Paça, hayvancılıkla uğraşılan her yerde önemli bir besin kaynağı olmuş. Tabii saklamak da önemli böyle bir lezzeti. Örneğin, Çorum’un İskilip İlçesi’nde kelle paça, bol sarımsak ve sirkeyle pişirilip küplere doldurularak halen kış turşusu olarak kullanılıyor. Bu da binlerce yıllık bir gelenek…

Paça üzerine kalem oynatanlardan birisi de yemek kültürü yazarlarından Engin Akın, şöyle diyor:

“(…) Kelle ve paça çeşitleri, bunlar üzerine ihtisaslaşmış kişiler tarafından pişiriliyordu sarayda. Hatta ihtisas sahası daha da daraltılmıştı. Kelle ayrı paça ayrı aşçılar tarafından ele alınırdı. Saray mutfağında koyun başı, yani "şercin" tabir edilen kelleleri pişirmek için "şercini" adında; "darçin" tabir edilen paça içinse "darçini" adındaki uzman kişiler bulunurdu.

Bu lezzetlerin bugüne kadar gelebilmelerinin nedeni, üzerlerinde böylesine hassaslaşmış olmamız.”

Paçaya yorum getirenlerden Mehmet Yaşin, “Ben paçaların kralı olan ‘Beykoz Paçası’nı çok severim.
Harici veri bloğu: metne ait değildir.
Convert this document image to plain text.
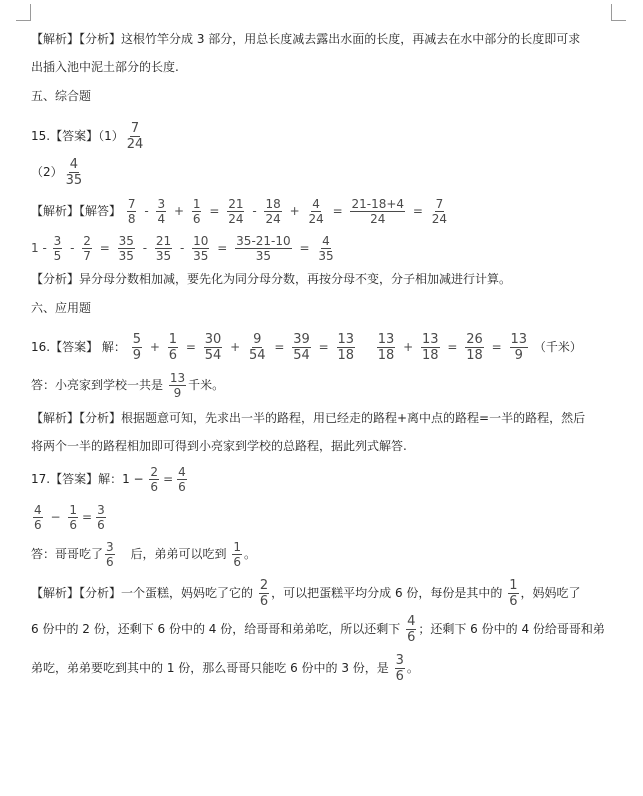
【解析】【分析】这根竹竿分成 3 部分，用总长度减去露出水面的长度，再减去在水中部分的长度即可求
出插入池中泥土部分的长度.
五、综合题
15.【答案】$(1) \frac{7}{24}$
$(2) \frac{4}{35}$
【解析】【解答】 $\frac{7}{8} - \frac{3}{4} + \frac{1}{6} = \frac{21}{24} - \frac{18}{24} + \frac{4}{24} = \frac{21-18+4}{24} = \frac{7}{24}$
$1 - \frac{3}{5} - \frac{2}{7} = \frac{35}{35} - \frac{21}{35} - \frac{10}{35} = \frac{35-21-10}{35} = \frac{4}{35}$
【分析】异分母分数相加减，要先化为同分母分数，再按分母不变，分子相加减进行计算。
六、应用题
16.【答案】 解： $\frac{5}{9} + \frac{1}{6} = \frac{30}{54} + \frac{9}{54} = \frac{39}{54} = \frac{13}{18}$
$\frac{13}{18} + \frac{13}{18} = \frac{26}{18} = \frac{13}{9}$ （千米）
答：小亮家到学校一共是 $\frac{13}{9}$ 千米。
【解析】【分析】根据题意可知，先求出一半的路程，用已经走的路程+离中点的路程=一半的路程，然后
将两个一半的路程相加即可得到小亮家到学校的总路程，据此列式解答.
17.【答案】解：$1 - \frac{2}{6} = \frac{4}{6}$
$\frac{4}{6} - \frac{1}{6} = \frac{3}{6}$
答：哥哥吃了 $\frac{3}{6}$ 后，弟弟可以吃到 $\frac{1}{6}$ 。
【解析】【分析】一个蛋糕，妈妈吃了它的 $\frac{2}{6}$ ，可以把蛋糕平均分成 6 份，每份是其中的 $\frac{1}{6}$ ，妈妈吃了
6 份中的 2 份，还剩下 6 份中的 4 份，给哥哥和弟弟吃，所以还剩下 $\frac{4}{6}$ ；还剩下 6 份中的 4 份给哥哥和弟
弟吃，弟弟要吃到其中的 1 份，那么哥哥只能吃 6 份中的 3 份，是 $\frac{3}{6}$ 。
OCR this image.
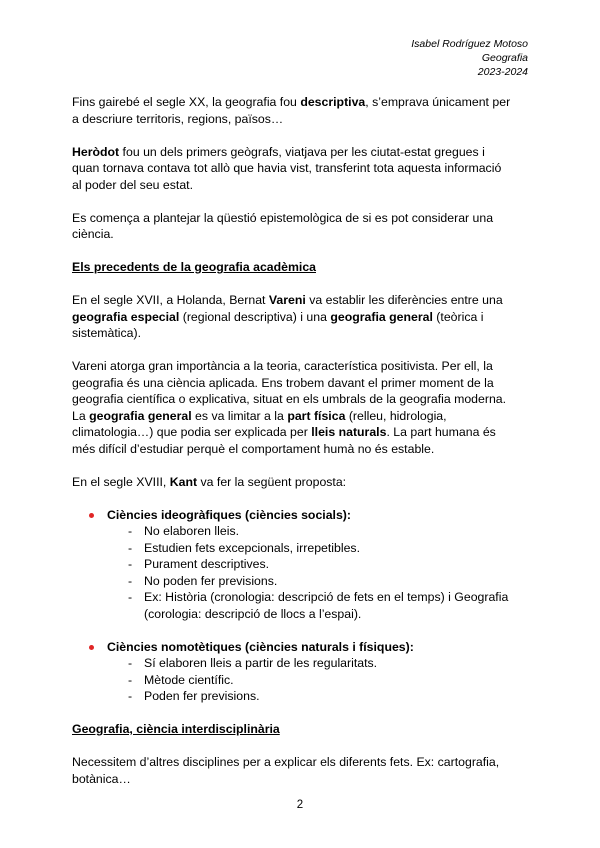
Isabel Rodríguez Motoso
Geografia
2023-2024

Fins gairebé el segle XX, la geografia fou descriptiva, s’emprava únicament per a descriure territoris, regions, països…

Heròdot fou un dels primers geògrafs, viatjava per les ciutat-estat gregues i quan tornava contava tot allò que havia vist, transferint tota aquesta informació al poder del seu estat.

Es comença a plantejar la qüestió epistemològica de si es pot considerar una ciència.

Els precedents de la geografia acadèmica

En el segle XVII, a Holanda, Bernat Vareni va establir les diferències entre una geografia especial (regional descriptiva) i una geografia general (teòrica i sistemàtica).

Vareni atorga gran importància a la teoria, característica positivista. Per ell, la geografia és una ciència aplicada. Ens trobem davant el primer moment de la geografia científica o explicativa, situat en els umbrals de la geografia moderna. La geografia general es va limitar a la part física (relleu, hidrologia, climatologia…) que podia ser explicada per lleis naturals. La part humana és més difícil d’estudiar perquè el comportament humà no és estable.

En el segle XVIII, Kant va fer la següent proposta:

Ciències ideogràfiques (ciències socials):
- No elaboren lleis.
- Estudien fets excepcionals, irrepetibles.
- Purament descriptives.
- No poden fer previsions.
- Ex: Història (cronologia: descripció de fets en el temps) i Geografia (corologia: descripció de llocs a l’espai).
Ciències nomotètiques (ciències naturals i físiques):
- Sí elaboren lleis a partir de les regularitats.
- Mètode científic.
- Poden fer previsions.
Geografia, ciència interdisciplinària

Necessitem d’altres disciplines per a explicar els diferents fets. Ex: cartografia, botànica…

2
Annemin yaptığı terbiyeli paça tiridine ekmek doğramaya da bayılırdım. Ama annemin vefatından sonra, onunki kadar lezzetli tiride rastlamadım. Ayrıca, paça etiyle hazırlanan paça böreğine de asla hayır diyemem. Nohutlu paça yahnisi, paça dolması, donma paça, paça pilakisi, yoğurtlu paça, tatma şansını yakaladığım ve sevdiğim yemekler arasında yer alır. Son zamanlarda terbiyeli paça çorbasından başka çeşide rastlayamamak beni çok üzüyor.” diyor.

Son olarak, meşhur Beykoz paçasının bir zamanlar Beykoz tepelerinde dolaşan (artık olmayan) keçilerin ayaklarıyla yapıldığını ve yoğurtla terbiye edildiğini da belirtelim.